It's pretty much impossible to surf the web these days without coming across some kind of gamelike feature. Do a Google search and a glinting +1 button accompanies each result, beckoning you to click. What's all this about? It's called gamification, and it's the hot topic for web design. There's only one problem. No one really knows how gamification works. There is no formula for fun.
Last Monday (Oct. 3), Penn's
Wharton School hosted Gamification: Practical Advice from Game Developers. Ultimately, practical advice was trumped by theory. Panelists and speakers agreed that gamification is a nearly undefinable term. We know it when we see it. But how to achieve it?
If you think about the kids today and their incessant videogaming, refocusing the online experience to act more like a game makes sense. "Ninety-seven percent of kids 12 to 17 play videogames," cited Wharton professor
Kevin Werbach, referring to a recent Gartner study. The mobile check-in service
Foursquare is the poster child for gamifying, he said, with its point system, leaderboards, badges and fun little icons. Werbach also pointed to
FoldIt, which was developed by researchers to crowdsource the process of protein folding. Werbach's current provisional definition of gamification: "The use of game elements and game design techniques in non-game contexts."
It's plenty easy to define what gamification is not. But getting to a place of practice is quite another challenge. Panelists included
Frank Lee from Drexel University's gaming program who comes from a psychology background; Playmatic's
Margaret Wallace;
Ethan Mollick, an assistant professor at Wharton; Jesper Juul, who writes
The Ludologist blog and is a visiting prof at NYU; and 30 year gaming veteran
Eric Goldberg, managing director of Crossover Technologies.
Mollick, who wrote the book
Changing The Game, said that the billions of hours spent online playing games are a powerful message to business. "It's a reality is broken approach," explained Mollick. "Life is boring. Games are fun." One thing all agree upon: if gamifying a site is purely a marketing ploy, it will not fly. Chris Grant, editor in Chief of
Joystiq, posited to the panel that no one is fooled by a crass attempt at commercialization. Gamifying cannot be unethical, immoral, or exploiting people's time.

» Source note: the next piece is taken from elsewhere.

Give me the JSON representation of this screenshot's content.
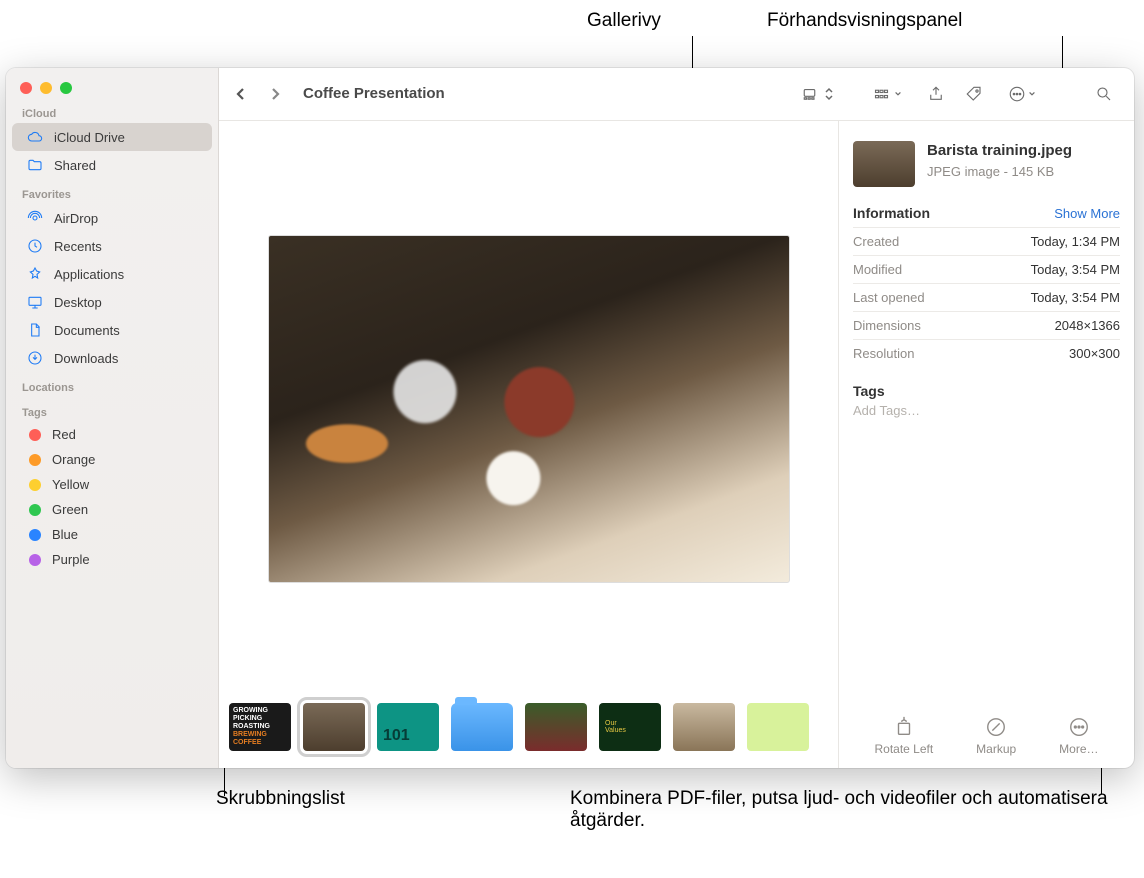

Eric Goldberg responded, "Games are an art form, like movies and fiction. One of the core lessons game developers learn early on is that we are in the crack cocaine business. It's the manipulation of people. Manipulation, like any other tool, has the potential for evil and good."
So, back to practical advice. Mollick concluded, "Fun is hard to theorize about. Competition is fun. Randomness and art are fun. The best way to figure out what is fun is through development, testing and gathering data on how to get closer to fun." Because fun is good. And quite possibly lucrative.